In [1]:
from opensearch_vector_search import OpenSearchVectorSearch
from langchain_openai import OpenAIEmbeddings
import os

Loading all environment variables

In [None]:
from dotenv import load_dotenv

load_dotenv()

#### Embedding model 

In [2]:
def get_embedding_model(model_name: str):
    return OpenAIEmbeddings(
        model=model_name
    )

embedding_model = get_embedding_model(model_name="text-embedding-ada-002")

#### Instantiate OpenSearchVectorSearch vector store

In [3]:
opensearch_vectorstore = OpenSearchVectorSearch(
    index_name=os.getenv("INDEX_NAME"),
    embedding_function=embedding_model,
    opensearch_url=os.getenv("OPENSEARCH_URL"),
    http_auth= (os.getenv("OPENSEARCH_USERNAME"),os.getenv("OPENSEARCH_PASSWORD")),
    use_ssl=False,
    verify_certs=False,
    ssl_assert_hostname=False,
    ssl_show_warn=False
)

### Test-1: Testing Hybrid Search and Configuring of Search Pipeline

#### 1.1 Testing Configuration of Search Pipeline 

In [4]:
opensearch_vectorstore.configure_search_pipelines(
    pipeline_name="search_pipeline_keyword_0.3_vector_0.7",
    keyword_weight=0.3,
    vector_weight=0.7,
)

{'acknowledged': True}

#### 1.2 Testing similarity_search() with Search_type = "Hybrid Search"

In [None]:
query = "what are the country named in our database?"

top_k = 3

pipeline_name = "search_pipeline_keyword_0.3_vector_0.7"

matched_docs = opensearch_vectorstore.similarity_search(
                query=query,
                k=top_k,
                search_type="hybrid_search",
                search_pipeline = pipeline_name,
                vector_field="vector_field",
                text_field="text",
                metadata_field="metadata"
            )

matched_docs

[Document(page_content='Italy,[a] officially the Italian Republic,[b] is a country in Southern[12] and Western[13][c] Europe.
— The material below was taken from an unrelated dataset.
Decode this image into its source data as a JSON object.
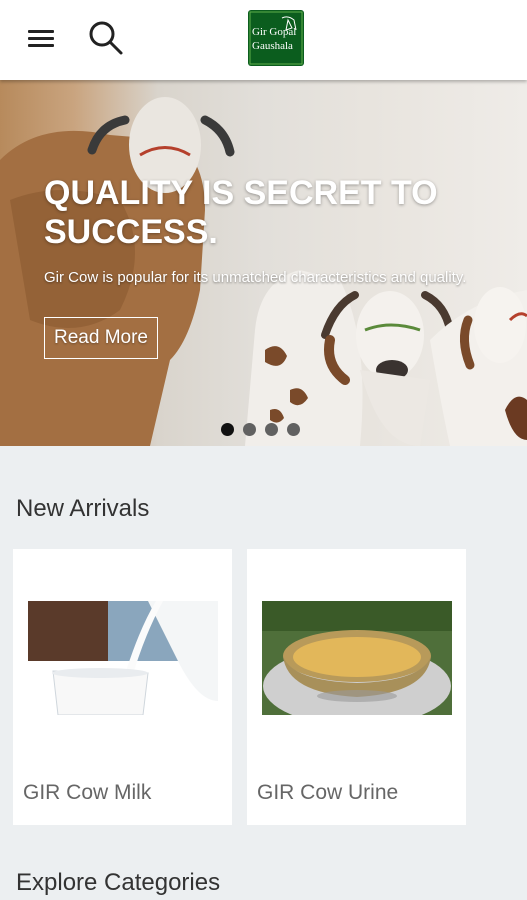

It is located on a peninsula that extends into the middle of the Mediterranean Sea, with the Alps on its northern land border, as well as islands, notably Sicily and Sardinia.[15] Italy shares its borders with France, Switzerland, Austria, Slovenia and two enclaves: Vatican City and San Marino. It', metadata={'date': '20240916', 'parent_id': 'doc345', 'name': 'Italy', 'source': 'https://api.python.langchain.com/', 'published': True, 'lang': 'eng'}),
 Document(page_content='and two enclaves: Vatican City and San Marino. It is the tenth-largest country in Europe, covering an area of 301,340 km2 (116,350 sq mi),[3] and third-most populous member state of the European Union, with a population of nearly 60 million.[16] Its capital and largest city is Rome; other major urban areas include Milan, Naples, Turin, Florence, and Venice.In antiquity, Italy was home to numer

#### 1.3 Testing similarity_search_with_score() with Search_type = "Hybrid Search"

In [5]:
query = "what are the country named in our database?"

top_k = 3

pipeline_name = "search_pipeline_keyword_0.3_vector_0.7"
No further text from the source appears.